Must be located at the same site. Methanol being liquid and easily transportable gives flexibility of producing at the coal or natural gas reserves site and produce olefins at the location where olefins are consumed.

Conclusions

Catalytic dehydrogenation of paraffins and of ethylbenzene is a commercial reality in widespread use for numerous applications These include the production of light olefins, heavy olefins, and alkenyl aromatics. Oxydehydrogenation, on the other hand, is still in the developmental stage but if successful, holds great promise due to the potential energy savings of this process.
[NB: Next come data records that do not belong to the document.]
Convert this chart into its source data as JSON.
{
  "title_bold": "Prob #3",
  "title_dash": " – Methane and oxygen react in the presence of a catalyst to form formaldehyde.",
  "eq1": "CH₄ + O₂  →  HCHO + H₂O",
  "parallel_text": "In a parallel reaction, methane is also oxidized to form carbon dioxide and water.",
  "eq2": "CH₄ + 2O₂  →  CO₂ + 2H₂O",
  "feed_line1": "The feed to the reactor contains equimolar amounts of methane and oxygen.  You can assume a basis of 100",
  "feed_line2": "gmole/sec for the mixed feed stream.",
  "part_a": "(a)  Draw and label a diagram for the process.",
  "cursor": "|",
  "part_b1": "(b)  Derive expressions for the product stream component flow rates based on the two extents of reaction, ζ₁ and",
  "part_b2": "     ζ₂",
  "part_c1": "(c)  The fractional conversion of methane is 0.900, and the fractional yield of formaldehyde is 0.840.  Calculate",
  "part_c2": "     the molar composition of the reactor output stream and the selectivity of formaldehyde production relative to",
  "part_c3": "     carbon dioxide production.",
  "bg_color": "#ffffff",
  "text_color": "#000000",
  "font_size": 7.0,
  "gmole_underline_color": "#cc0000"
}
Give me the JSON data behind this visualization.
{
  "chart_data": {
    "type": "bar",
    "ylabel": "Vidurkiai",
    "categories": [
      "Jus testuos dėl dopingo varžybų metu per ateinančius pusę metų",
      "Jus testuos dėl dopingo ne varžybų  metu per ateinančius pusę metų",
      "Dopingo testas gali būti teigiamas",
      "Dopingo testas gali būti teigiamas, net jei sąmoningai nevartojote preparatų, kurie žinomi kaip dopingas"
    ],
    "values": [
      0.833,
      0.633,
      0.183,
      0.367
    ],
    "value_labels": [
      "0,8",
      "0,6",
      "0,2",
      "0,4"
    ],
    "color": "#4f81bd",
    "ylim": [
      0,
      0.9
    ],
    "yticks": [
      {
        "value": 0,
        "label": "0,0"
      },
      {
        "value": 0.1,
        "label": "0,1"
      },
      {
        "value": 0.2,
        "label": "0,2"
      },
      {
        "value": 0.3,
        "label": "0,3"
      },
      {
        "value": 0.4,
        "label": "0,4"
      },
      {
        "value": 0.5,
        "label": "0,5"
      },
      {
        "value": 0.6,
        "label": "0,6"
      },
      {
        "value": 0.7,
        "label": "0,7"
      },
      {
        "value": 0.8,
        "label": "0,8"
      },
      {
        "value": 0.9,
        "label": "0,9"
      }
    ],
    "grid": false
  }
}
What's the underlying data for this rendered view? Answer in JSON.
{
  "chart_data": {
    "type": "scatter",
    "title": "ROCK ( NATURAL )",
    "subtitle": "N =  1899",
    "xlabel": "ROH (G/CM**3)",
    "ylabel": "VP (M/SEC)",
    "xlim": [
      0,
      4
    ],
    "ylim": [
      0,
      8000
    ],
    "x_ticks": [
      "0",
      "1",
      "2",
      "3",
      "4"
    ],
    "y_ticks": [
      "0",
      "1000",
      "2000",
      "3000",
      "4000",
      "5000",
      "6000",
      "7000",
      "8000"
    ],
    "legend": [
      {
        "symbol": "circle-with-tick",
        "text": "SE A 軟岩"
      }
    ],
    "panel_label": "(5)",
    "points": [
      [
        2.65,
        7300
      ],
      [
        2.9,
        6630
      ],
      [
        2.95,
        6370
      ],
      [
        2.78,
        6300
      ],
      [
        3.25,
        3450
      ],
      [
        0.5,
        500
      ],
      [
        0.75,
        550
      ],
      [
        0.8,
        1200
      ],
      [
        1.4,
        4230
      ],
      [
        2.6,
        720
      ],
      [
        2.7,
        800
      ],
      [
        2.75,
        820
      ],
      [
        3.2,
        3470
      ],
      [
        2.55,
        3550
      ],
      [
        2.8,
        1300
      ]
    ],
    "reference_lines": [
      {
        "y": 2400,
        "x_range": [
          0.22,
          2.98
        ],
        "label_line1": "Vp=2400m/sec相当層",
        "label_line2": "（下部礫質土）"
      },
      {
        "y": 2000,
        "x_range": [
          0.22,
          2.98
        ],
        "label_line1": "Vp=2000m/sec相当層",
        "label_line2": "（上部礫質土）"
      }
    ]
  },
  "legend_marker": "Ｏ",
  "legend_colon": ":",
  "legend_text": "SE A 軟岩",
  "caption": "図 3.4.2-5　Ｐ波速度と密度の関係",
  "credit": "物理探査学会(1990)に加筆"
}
For the production of heavy olefins, selective paraffin dehydrogenation over noble metal catalysts has proven to be the preferred and dominant route.

When only one or two light olefins are desired, in particular propylene or isobutylene or perhaps a mixture of propylene and isobutylene, catalytic dehydrogenation over noble metal catalysts has acquired a significant and growing market share. Though there are no direct routes for the conversion of coal or methane to olefins, these raw materials can be converted to ethylene and propylene via methanol as shown by MTP and MTO processes already in commercial use. These are the primary raw materials for a vast number of petrochemicals and polymer industry products, like PVC, polyethylene, polypropylene, acetic acid, acrylonitrile, formaldehyde, ammonia and many more. The vast resources of coal in areas of high demand, namely the USA, China, and India, could provide long-term raw material security.

Finally, the choice of reactor plays an important role in securing the success of a catalytic process. Pressure drop, heat transfer, and the ability to move or to regenerate the catalyst all must be taken into account in the process development and design stages.